Unauthorized Bonding Company Ordered To Cease Business In Florida
Tuesday, December 23, 2003
Contact: Bob Lotane
850/ 413-2515
850/ 528-2868

Tallahassee – The Office of Insurance Regulation has ordered a Fort Worth, Texas company to immediately cease operations in Florida. Global Bonding has been soliciting customers for the purchase of contractor surety bonds and has been issuing construction performance bonds and bid bonds. Global is unlicensed and unauthorized to transact surety business in Florida.

The order was also issued to Hexagon Consolidated Companies of America and Peeples Mining Company. These entities issued certificates claiming to back the bonds sold by Global (see list of principals attached).

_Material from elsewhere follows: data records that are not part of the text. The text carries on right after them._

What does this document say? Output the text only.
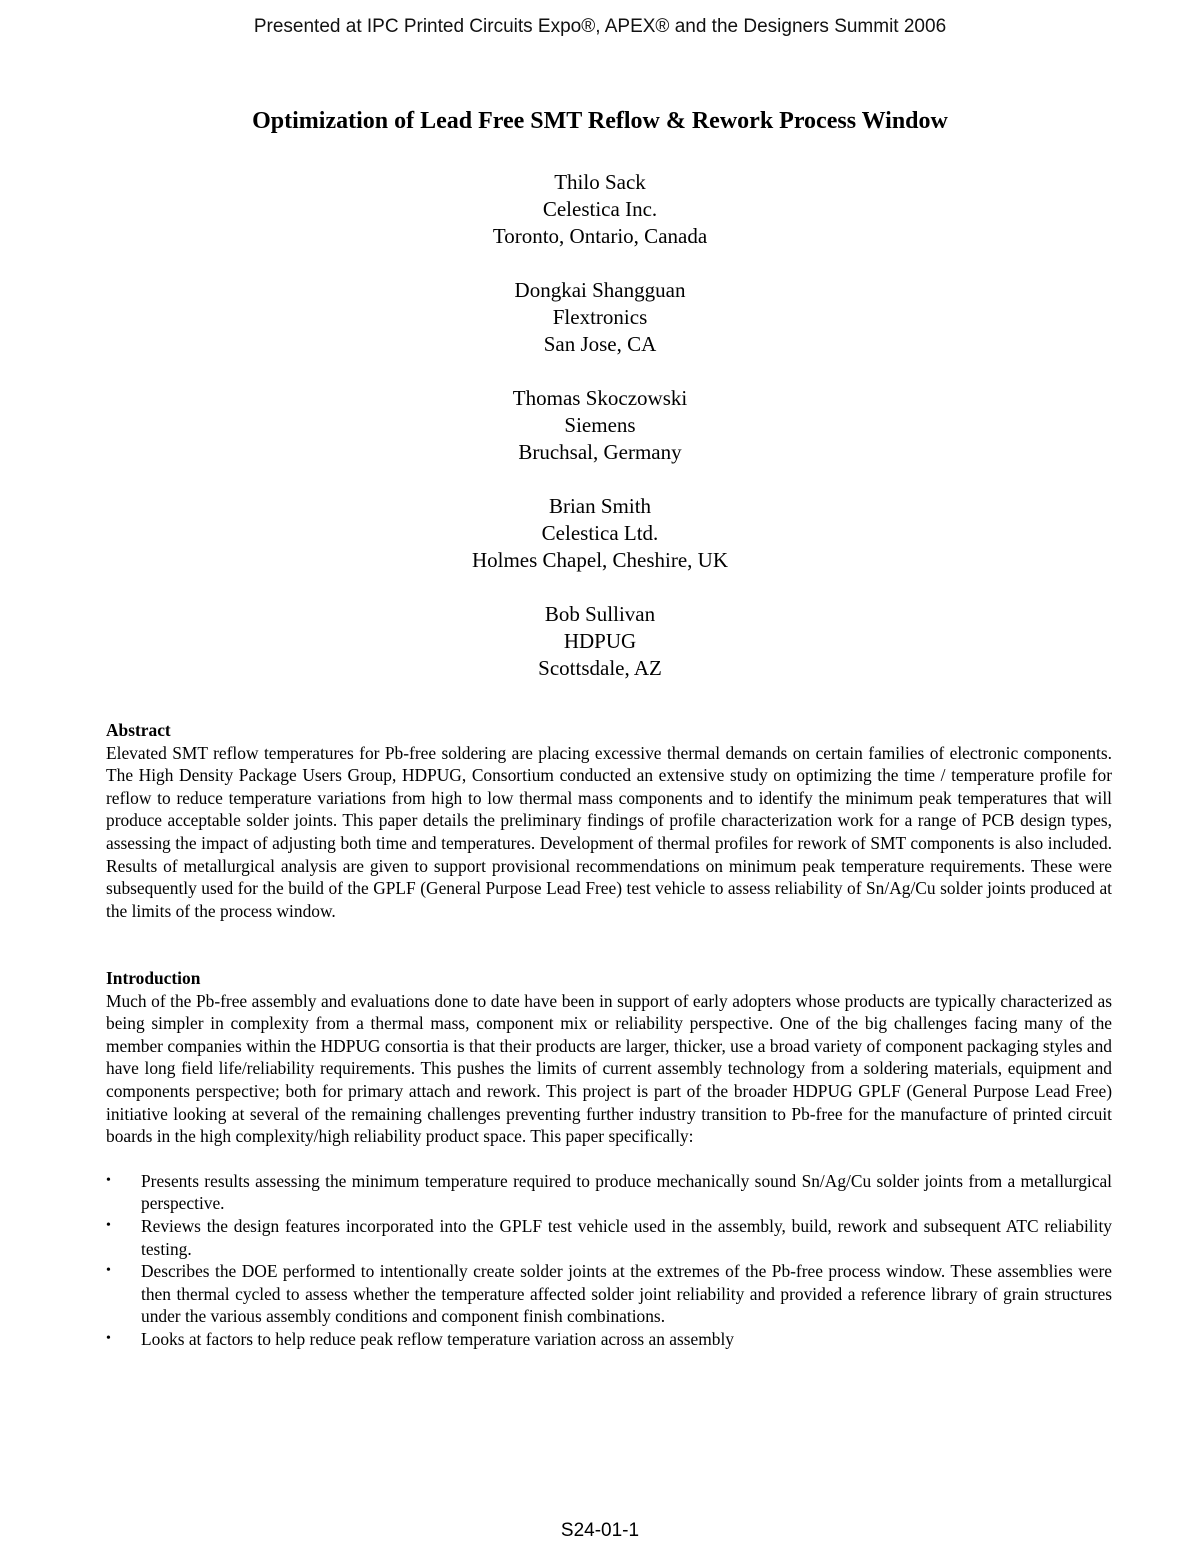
Presented at IPC Printed Circuits Expo®, APEX® and the Designers Summit 2006
Optimization of Lead Free SMT Reflow & Rework Process Window
Thilo Sack
Celestica Inc.
Toronto, Ontario, Canada
Dongkai Shangguan
Flextronics
San Jose, CA
Thomas Skoczowski
Siemens
Bruchsal, Germany
Brian Smith
Celestica Ltd.
Holmes Chapel, Cheshire, UK
Bob Sullivan
HDPUG
Scottsdale, AZ
Abstract

Elevated SMT reflow temperatures for Pb-free soldering are placing excessive thermal demands on certain families of electronic components. The High Density Package Users Group, HDPUG, Consortium conducted an extensive study on optimizing the time / temperature profile for reflow to reduce temperature variations from high to low thermal mass components and to identify the minimum peak temperatures that will produce acceptable solder joints. This paper details the preliminary findings of profile characterization work for a range of PCB design types, assessing the impact of adjusting both time and temperatures. Development of thermal profiles for rework of SMT components is also included. Results of metallurgical analysis are given to support provisional recommendations on minimum peak temperature requirements. These were subsequently used for the build of the GPLF (General Purpose Lead Free) test vehicle to assess reliability of Sn/Ag/Cu solder joints produced at the limits of the process window.

Introduction

Much of the Pb-free assembly and evaluations done to date have been in support of early adopters whose products are typically characterized as being simpler in complexity from a thermal mass, component mix or reliability perspective. One of the big challenges facing many of the member companies within the HDPUG consortia is that their products are larger, thicker, use a broad variety of component packaging styles and have long field life/reliability requirements. This pushes the limits of current assembly technology from a soldering materials, equipment and components perspective; both for primary attach and rework. This project is part of the broader HDPUG GPLF (General Purpose Lead Free) initiative looking at several of the remaining challenges preventing further industry transition to Pb-free for the manufacture of printed circuit boards in the high complexity/high reliability product space. This paper specifically:

• Presents results assessing the minimum temperature required to produce mechanically sound Sn/Ag/Cu solder joints from a metallurgical perspective.
• Reviews the design features incorporated into the GPLF test vehicle used in the assembly, build, rework and subsequent ATC reliability testing.
• Describes the DOE performed to intentionally create solder joints at the extremes of the Pb-free process window. These assemblies were then thermal cycled to assess whether the temperature affected solder joint reliability and provided a reference library of grain structures under the various assembly conditions and component finish combinations.
• Looks at factors to help reduce peak reflow temperature variation across an assembly
S24-01-1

Global's activities were uncovered in an investigation that was prompted by a complaint from the Florida Department of Transportation (FDOT). In one transaction, Global sold over $26 million worth of bonds to a Winter Haven construction company. The bonds were then presented to the FDOT to insure a Polk County construction project.

In issuing the cease and desist order against Global, director of the Office of Insurance Regulation, Kevin McCarty, urged all Florida businesses and consumers to make sure any company selling insurance products are authorized to operate in Florida: "By making a simple check, customers can be assured they are receiving the consumer protections and solvency standards required of authorized companies."
For two years the Department of Financial Services has conducted a public education campaign warning consumers to "Verify Before You Buy." Prior to any transaction, consumers and agents are urged to call the department's consumer helpline at 1-800-342-2762 or go to www.fldfs.com to be sure an insurance company is authorized to conduct insurance business in Florida.

All of the entities named in the order have been ordered to provide a complete accounting of all business conducted in Florida and to honor all contractual obligations in the state. The states of Nevada and Georgia have issued similar orders against Global.